Sunday, February 3, 2013

AFS Blog #3




AFS Blog #3

     As I read a beginning to understand the history of the slave trade as it started with the Portuguese approximately in the 14th century.
     Slavery and servitude are two different things. Servitude (Africans) paid for their services, or the money went towards their land usage. (European- Americans) were servants; they could be free, or out of debt. Black or Africans could not be free. Some white man tried to make slavery sound good by changing the context. Slave trade on Africa, one of the riches places was torn apart because of the riches the European, Spaniards, and Portuguese found their families were torn about, government was diminished. Slavery was an economic move for the Europeans and if we go all the way back, when Europeans took land from the Indians, they enslaved them, well white people got the small pox from immigrants (English), and killed a lot of Indians and whites, so the land they had needed someone to work them, to make money.  Well, when they discovered Africa, they did not understand the Africans and thought they lived like savages and were dumb. In some manner they were because they showed them things (tools, etc) they had never seen and had them trade (or assist) in the capturing of other Africans.

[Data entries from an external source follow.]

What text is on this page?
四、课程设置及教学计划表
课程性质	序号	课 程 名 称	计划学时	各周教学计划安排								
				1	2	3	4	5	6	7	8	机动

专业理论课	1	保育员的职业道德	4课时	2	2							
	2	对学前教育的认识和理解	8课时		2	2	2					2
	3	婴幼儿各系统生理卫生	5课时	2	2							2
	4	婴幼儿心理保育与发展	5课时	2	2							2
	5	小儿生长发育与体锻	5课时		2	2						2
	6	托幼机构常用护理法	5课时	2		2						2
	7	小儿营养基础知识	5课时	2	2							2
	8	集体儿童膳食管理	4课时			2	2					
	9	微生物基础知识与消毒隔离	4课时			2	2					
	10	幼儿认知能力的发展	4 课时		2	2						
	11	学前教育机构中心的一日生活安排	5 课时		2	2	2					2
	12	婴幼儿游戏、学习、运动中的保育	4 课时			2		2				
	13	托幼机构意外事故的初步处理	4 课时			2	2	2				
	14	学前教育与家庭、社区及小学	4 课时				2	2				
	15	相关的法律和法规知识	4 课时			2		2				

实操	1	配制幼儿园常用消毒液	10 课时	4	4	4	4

     There the Ashanti people they migrated to the southern parts of Ghana, where their population were in the millions. They were labeled and referred to as ignorant and dumb per the Europeans, which was connected to the language of “Twi”.

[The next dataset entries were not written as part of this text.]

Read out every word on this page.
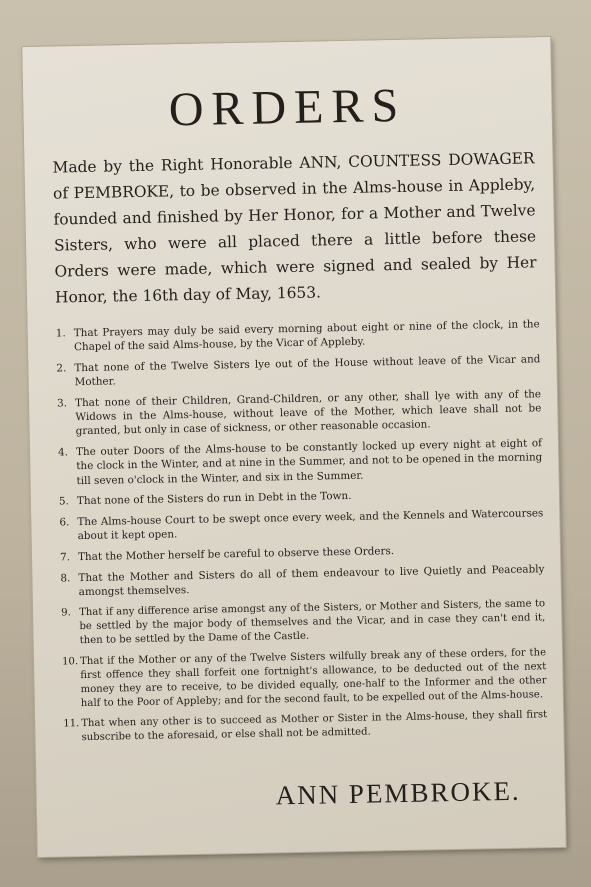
ORDERS

Made by the Right Honorable ANN, COUNTESS DOWAGER of PEMBROKE, to be observed in the Alms-house in Appleby, founded and finished by Her Honor, for a Mother and Twelve Sisters, who were all placed there a little before these Orders were made, which were signed and sealed by Her Honor, the 16th day of May, 1653.

1. That Prayers may duly be said every morning about eight or nine of the clock, in the Chapel of the said Alms-house, by the Vicar of Appleby.
2. That none of the Twelve Sisters lye out of the House without leave of the Vicar and Mother.
3. That none of their Children, Grand-Children, or any other, shall lye with any of the Widows in the Alms-house, without leave of the Mother, which leave shall not be granted, but only in case of sickness, or other reasonable occasion.
4. The outer Doors of the Alms-house to be constantly locked up every night at eight of the clock in the Winter, and at nine in the Summer, and not to be opened in the morning till seven o'clock in the Winter, and six in the Summer.
5. That none of the Sisters do run in Debt in the Town.
6. The Alms-house Court to be swept once every week, and the Kennels and Watercourses about it kept open.
7. That the Mother herself be careful to observe these Orders.
8. That the Mother and Sisters do all of them endeavour to live Quietly and Peaceably amongst themselves.
9. That if any difference arise amongst any of the Sisters, or Mother and Sisters, the same to be settled by the major body of themselves and the Vicar, and in case they can't end it, then to be settled by the Dame of the Castle.
10. That if the Mother or any of the Twelve Sisters wilfully break any of these orders, for the first offence they shall forfeit one fortnight's allowance, to be deducted out of the next money they are to receive, to be divided equally, one-half to the Informer and the other half to the Poor of Appleby; and for the second fault, to be expelled out of the Alms-house.
11. That when any other is to succeed as Mother or Sister in the Alms-house, they shall first subscribe to the aforesaid, or else shall not be admitted.

ANN PEMBROKE.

      In addition there was the Intra-Africa slave trade was defined as “domestic slaves usually became the part of the kinship group of family of their masters (Azevedo, 75).” This also was an example of how women and children were incorporated in the slave owners’ dwellings to do the domestic work such as in the kitchen, house cleaning and servicing the owners.
     Another example from the chapter was the high millions of Africans that were involved in the slave trade and many that did not make it due to unfortunate circumstances.” curtains arguments pay little attention to the same number of lives lost during wars and raids in the interior and Middle Passage (or the long voyage from Africa to the New World)”. (Azevedo, p77)
     During the Trans Atlantic Slave Trade this did not create a friendly or loving atmosphere for many of the Africans. Therefore the Africans grew a hatred for the Europeans and some if the Africans that help plot this madness. They were to blame for many of the downfalls within the race. They were to blame for the separation of families and the downsizing of continued population.